Though paper was generally used to wrap dead fish, a few sheets used for writing have survived to this day as well.
Examples include historical documents, poetry, government records, a dictionary (very important for translating other documents found from the time!) and the oldest surviving census of all time.
Though only a small number of documents survived from the time, the ones that historians found contributed greatly to our knowledge of the Han Dynasty!
The Han Dynasty’s glorious reign became to come to an end around the beginning of the 2nd century AD.
The Han bloodline had been experiencing a string of bad luck in which one emperor after another had died either too young or without a chosen heir.
This led to a power struggle in Ancient China, as cousins of the emperor, family of the empress, and everybody with even the vaguest ties to the royal family tried to stake their claim to the throne.
China experienced a lot of natural disasters at the same time, like earthquakes, floods, and plagues of insects.
The people took this as a sign that the Han Dynasty was no longer blessed by the gods, and that their divine right to rule had been taken away from them. The Han Dynasty collapsed around 20 years later.
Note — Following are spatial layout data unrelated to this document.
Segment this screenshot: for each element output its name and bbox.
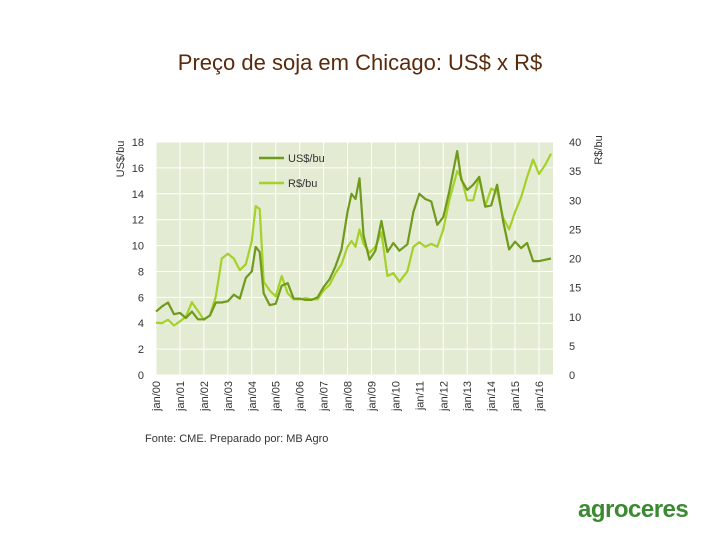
source-note: Fonte: CME. Preparado por: MB Agro bbox=[145, 433, 329, 445]
legend-label: US$/bu bbox=[288, 153, 325, 165]
x-tick-label: jan/11 bbox=[414, 381, 426, 411]
x-tick-label: jan/01 bbox=[175, 381, 187, 412]
y-tick-label-left: 4 bbox=[138, 318, 144, 330]
brand-logo: agroceres bbox=[578, 496, 689, 523]
x-tick-label: jan/09 bbox=[366, 381, 378, 412]
y-tick-label-left: 12 bbox=[132, 215, 144, 227]
y-tick-label-left: 18 bbox=[132, 137, 144, 149]
y-tick-label-left: 14 bbox=[132, 189, 144, 201]
y-tick-label-left: 2 bbox=[138, 344, 144, 356]
y-tick-label-left: 6 bbox=[138, 292, 144, 304]
y-axis-title-right: R$/bu bbox=[593, 135, 605, 164]
x-tick-label: jan/14 bbox=[486, 381, 498, 412]
y-tick-label-right: 30 bbox=[569, 195, 581, 207]
y-tick-label-right: 15 bbox=[569, 283, 581, 295]
x-tick-label: jan/07 bbox=[319, 381, 331, 412]
series-line-usd bbox=[155, 150, 552, 321]
y-tick-label-right: 35 bbox=[569, 166, 581, 178]
y-tick-label-right: 10 bbox=[569, 312, 581, 324]
y-tick-label-left: 10 bbox=[132, 241, 144, 253]
x-tick-label: jan/03 bbox=[223, 381, 235, 412]
y-tick-label-left: 8 bbox=[138, 266, 144, 278]
chart-title: Preço de soja em Chicago: US$ x R$ bbox=[177, 50, 543, 75]
legend-label: R$/bu bbox=[288, 178, 317, 190]
x-tick-label: jan/15 bbox=[510, 381, 522, 412]
plot-area bbox=[156, 142, 553, 375]
x-tick-label: jan/08 bbox=[343, 381, 355, 412]
x-tick-label: jan/13 bbox=[462, 381, 474, 412]
y-axis-title-left: US$/bu bbox=[115, 141, 127, 178]
y-tick-label-left: 16 bbox=[132, 163, 144, 175]
x-tick-label: jan/16 bbox=[534, 381, 546, 412]
y-tick-label-right: 5 bbox=[569, 341, 575, 353]
x-tick-label: jan/04 bbox=[247, 381, 259, 412]
y-tick-label-right: 20 bbox=[569, 254, 581, 266]
y-tick-label-left: 0 bbox=[138, 370, 144, 382]
y-tick-label-right: 0 bbox=[569, 370, 575, 382]
x-tick-label: jan/05 bbox=[271, 381, 283, 412]
y-tick-label-right: 40 bbox=[569, 137, 581, 149]
y-tick-label-right: 25 bbox=[569, 224, 581, 236]
x-tick-label: jan/00 bbox=[151, 381, 163, 412]
x-tick-label: jan/12 bbox=[438, 381, 450, 412]
x-tick-label: jan/10 bbox=[390, 381, 402, 412]
x-tick-label: jan/06 bbox=[295, 381, 307, 412]
x-tick-label: jan/02 bbox=[199, 381, 211, 412]
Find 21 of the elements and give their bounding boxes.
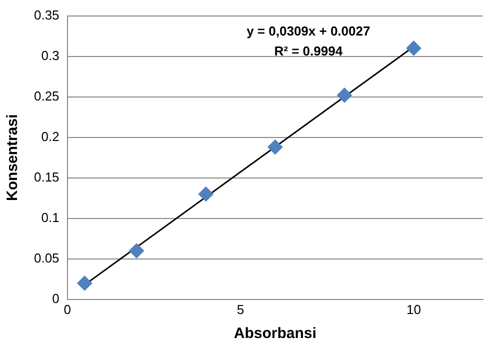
point — [336, 88, 352, 103]
y-tick-label: 0.25 — [34, 88, 60, 104]
x-tick-label: 0 — [64, 302, 71, 317]
y-tick-label: 0 — [52, 290, 60, 306]
annotation: y = 0,0309x + 0.0027 — [246, 23, 370, 38]
y-tick-label: 0.1 — [41, 210, 60, 225]
annotation: R² = 0.9994 — [274, 43, 344, 58]
point — [77, 276, 92, 291]
y-tick-label: 0.05 — [34, 250, 60, 266]
y-tick-label: 0.35 — [34, 7, 60, 22]
point — [129, 243, 144, 258]
y-axis-title: Konsentrasi — [4, 114, 22, 201]
point — [406, 40, 422, 56]
y-tick-label: 0.15 — [34, 169, 60, 184]
y-tick-label: 0.3 — [41, 48, 60, 63]
y-tick-label: 0.2 — [41, 128, 60, 144]
point — [198, 186, 214, 202]
x-axis-title: Absorbansi — [234, 325, 316, 342]
point — [268, 140, 283, 155]
x-tick-label: 5 — [236, 302, 244, 317]
x-tick-label: 10 — [406, 302, 421, 317]
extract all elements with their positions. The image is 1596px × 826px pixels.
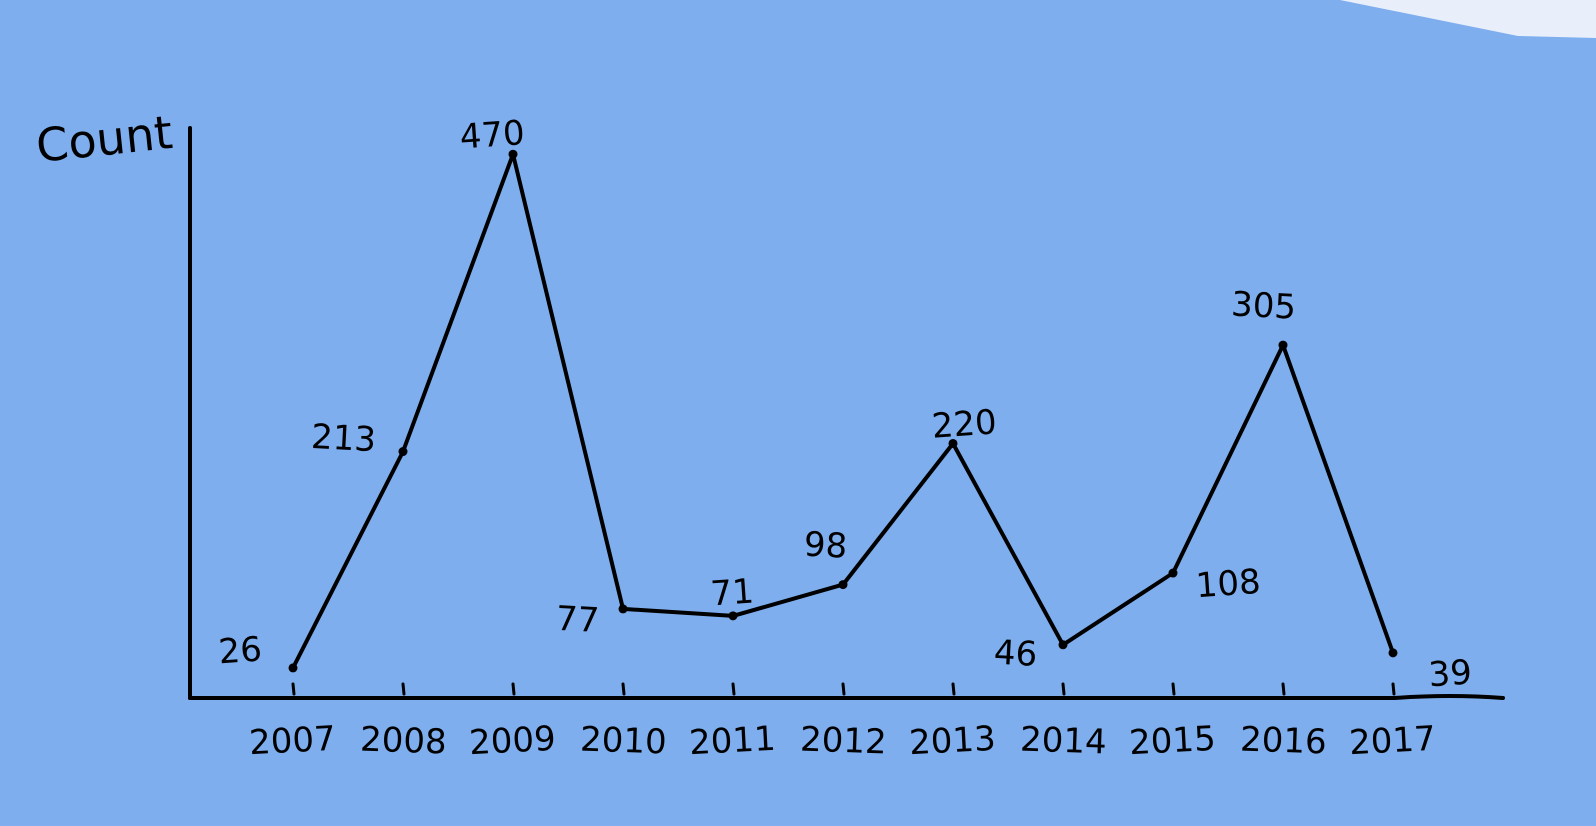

The Han Dynasty’s influence on the Eastern World was about as significant as the Roman Empire’s influence on the West. Even today, some Chinese call themselves “Han rem,” or “Han people.”
It was viewed as a golden age for art and culture in the country – it was when the biggest historical document from Ancient China was written, “Records of the Grand Historian,” which contributed greatly to our understanding of the Han Dynasty and those that came previous.
The philosophy of Confucius (a very famous Chinese philosopher, whose work is still read and discussed today) was made the official ideology of the state, and was taught to Chinese citizens all across the country.
Although the Han Dynasty ended in 220 AD, its legacy lasted a long time after.